Full DSL in DESIGN.md §4. More examples in examples/policies/ (coming soon).


Safe install workflow

InstallGuard separates dependency acquisition from script execution:

# npm
npm ci --ignore-scripts && installguard scan && npm rebuild

# pnpm
pnpm install --ignore-scripts && installguard scan && pnpm rebuild

# yarn (Berry)
yarn install --mode=skip-build && installguard scan && yarn rebuild

If anything fails policy, scripts never run.


Project status

InstallGuard is in alpha. Milestones 0–4 are shipped: full lockfile coverage for the three major npm package managers, a multi-signal detection model, deterministic decisions with in-toto attestations, three external signal providers (OSV, deps.dev, OpenSSF Scorecard), and a public SignalProvider trait for third-party providers. The next focus areas are sandboxed script execution (M5) and registry-proxy enforcement (M6) — see ROADMAP.md.
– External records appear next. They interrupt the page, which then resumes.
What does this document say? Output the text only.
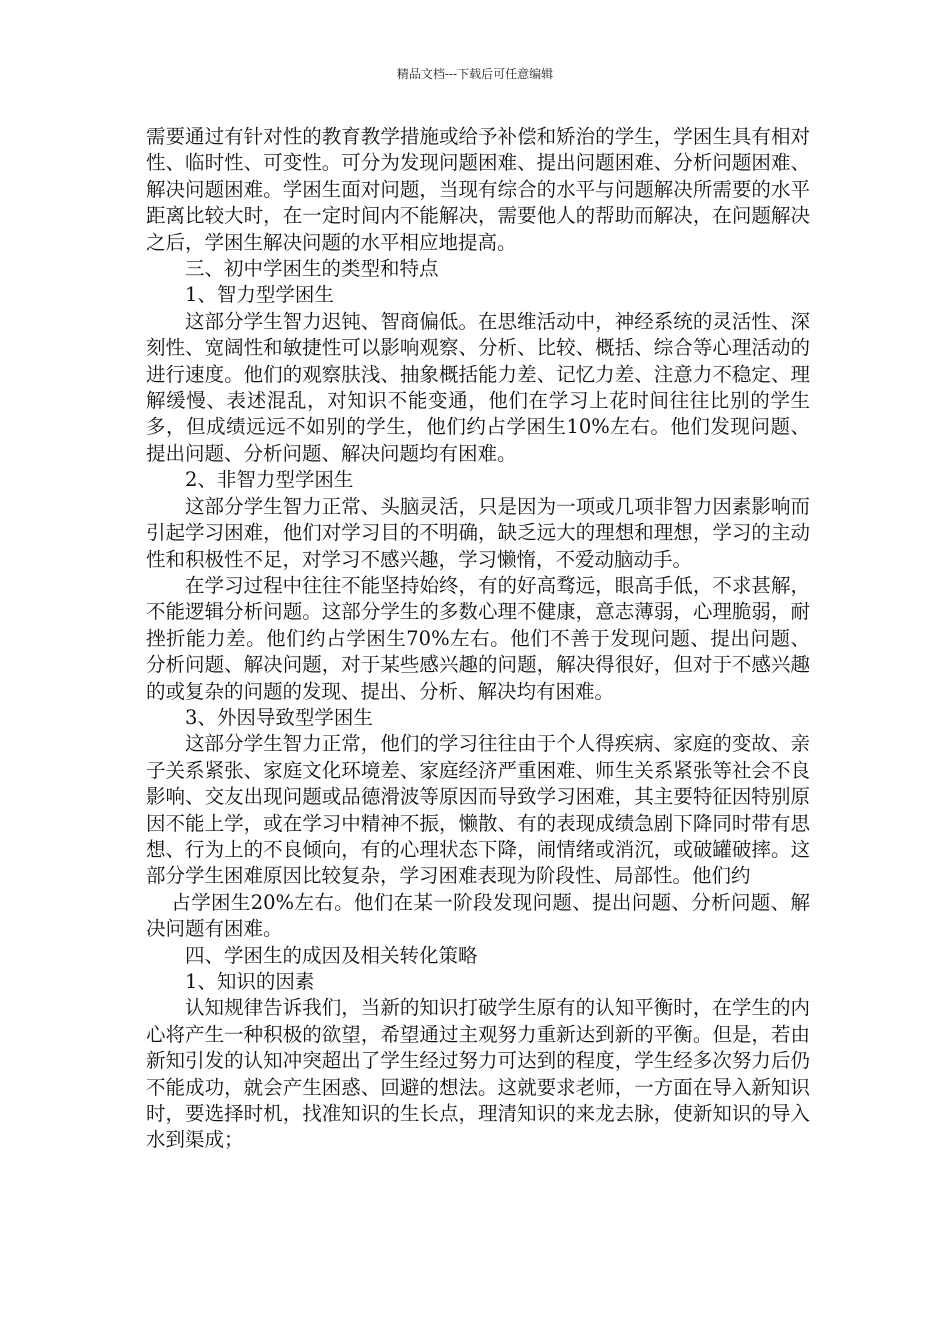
精品文档---下载后可任意编辑

需要通过有针对性的教育教学措施或给予补偿和矫治的学生，学困生具有相对性、临时性、可变性。可分为发现问题困难、提出问题困难、分析问题困难、解决问题困难。学困生面对问题，当现有综合的水平与问题解决所需要的水平距离比较大时，在一定时间内不能解决，需要他人的帮助而解决，在问题解决之后，学困生解决问题的水平相应地提高。

三、初中学困生的类型和特点

1、智力型学困生

这部分学生智力迟钝、智商偏低。在思维活动中，神经系统的灵活性、深刻性、宽阔性和敏捷性可以影响观察、分析、比较、概括、综合等心理活动的进行速度。他们的观察肤浅、抽象概括能力差、记忆力差、注意力不稳定、理解缓慢、表述混乱，对知识不能变通，他们在学习上花时间往往比别的学生多，但成绩远远不如别的学生，他们约占学困生10%左右。他们发现问题、提出问题、分析问题、解决问题均有困难。

2、非智力型学困生

这部分学生智力正常、头脑灵活，只是因为一项或几项非智力因素影响而引起学习困难，他们对学习目的不明确，缺乏远大的理想和理想，学习的主动性和积极性不足，对学习不感兴趣，学习懒惰，不爱动脑动手。

在学习过程中往往不能坚持始终，有的好高骛远，眼高手低，不求甚解，不能逻辑分析问题。这部分学生的多数心理不健康，意志薄弱，心理脆弱，耐挫折能力差。他们约占学困生70%左右。他们不善于发现问题、提出问题、分析问题、解决问题，对于某些感兴趣的问题，解决得很好，但对于不感兴趣的或复杂的问题的发现、提出、分析、解决均有困难。

3、外因导致型学困生

这部分学生智力正常，他们的学习往往由于个人得疾病、家庭的变故、亲子关系紧张、家庭文化环境差、家庭经济严重困难、师生关系紧张等社会不良影响、交友出现问题或品德滑波等原因而导致学习困难，其主要特征因特别原因不能上学，或在学习中精神不振，懒散、有的表现成绩急剧下降同时带有思想、行为上的不良倾向，有的心理状态下降，闹情绪或消沉，或破罐破摔。这部分学生困难原因比较复杂，学习困难表现为阶段性、局部性。他们约

占学困生20%左右。他们在某一阶段发现问题、提出问题、分析问题、解决问题有困难。

四、学困生的成因及相关转化策略

1、知识的因素

认知规律告诉我们，当新的知识打破学生原有的认知平衡时，在学生的内心将产生一种积极的欲望，希望通过主观努力重新达到新的平衡。但是，若由新知引发的认知冲突超出了学生经过努力可达到的程度，学生经多次努力后仍不能成功，就会产生困惑、回避的想法。这就要求老师，一方面在导入新知识时，要选择时机，找准知识的生长点，理清知识的来龙去脉，使新知识的导入水到渠成；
If you're interested in early adoption, threat-model review, real-world lockfiles for adapter testing, or contributing rule ideas, please open an issue.


Documentation

  • Whitepaper — the conceptual model, threat model, and standards mapping.
  • DESIGN.md — the technical design (architecture, policy DSL, attestation format, performance targets).
  • ROADMAP.md — prioritised milestones from foundations through compliance reporting.

Principles

  1. Preventative over reactive. Reduce exposure; don't only chase known IOCs.
  2. Deterministic and auditable. Every decision is recorded, hashable, and signable.
  3. Offline-capable by default. No phone-home. Air-gapped deployments are first-class.
  4. Boring distribution. Single static binary. No node_modules. No install scripts of our own.
  5. Operationalise existing controls. Don't reinvent pnpm, Sigstore, or OSV — orchestrate them.
  6. Honest about limits. See whitepaper §20.

Contributing

See CONTRIBUTING.md for guidelines.

  • Issues and discussion are welcome.
  • Sanitised real-world lockfiles for adapter golden tests are particularly useful.
  • Third-party signal providers: implement the SignalProvider trait — see crates/core/examples/minimal_provider.rs for a ~30-line worked example.
  • Security-relevant reports: please follow SECURITY.md rather than opening a public issue.

License

Licensed under the Apache License, Version 2.0. The Apache-2.0 licence was chosen specifically for its explicit patent grant — important for a security tool intended for enterprise adoption.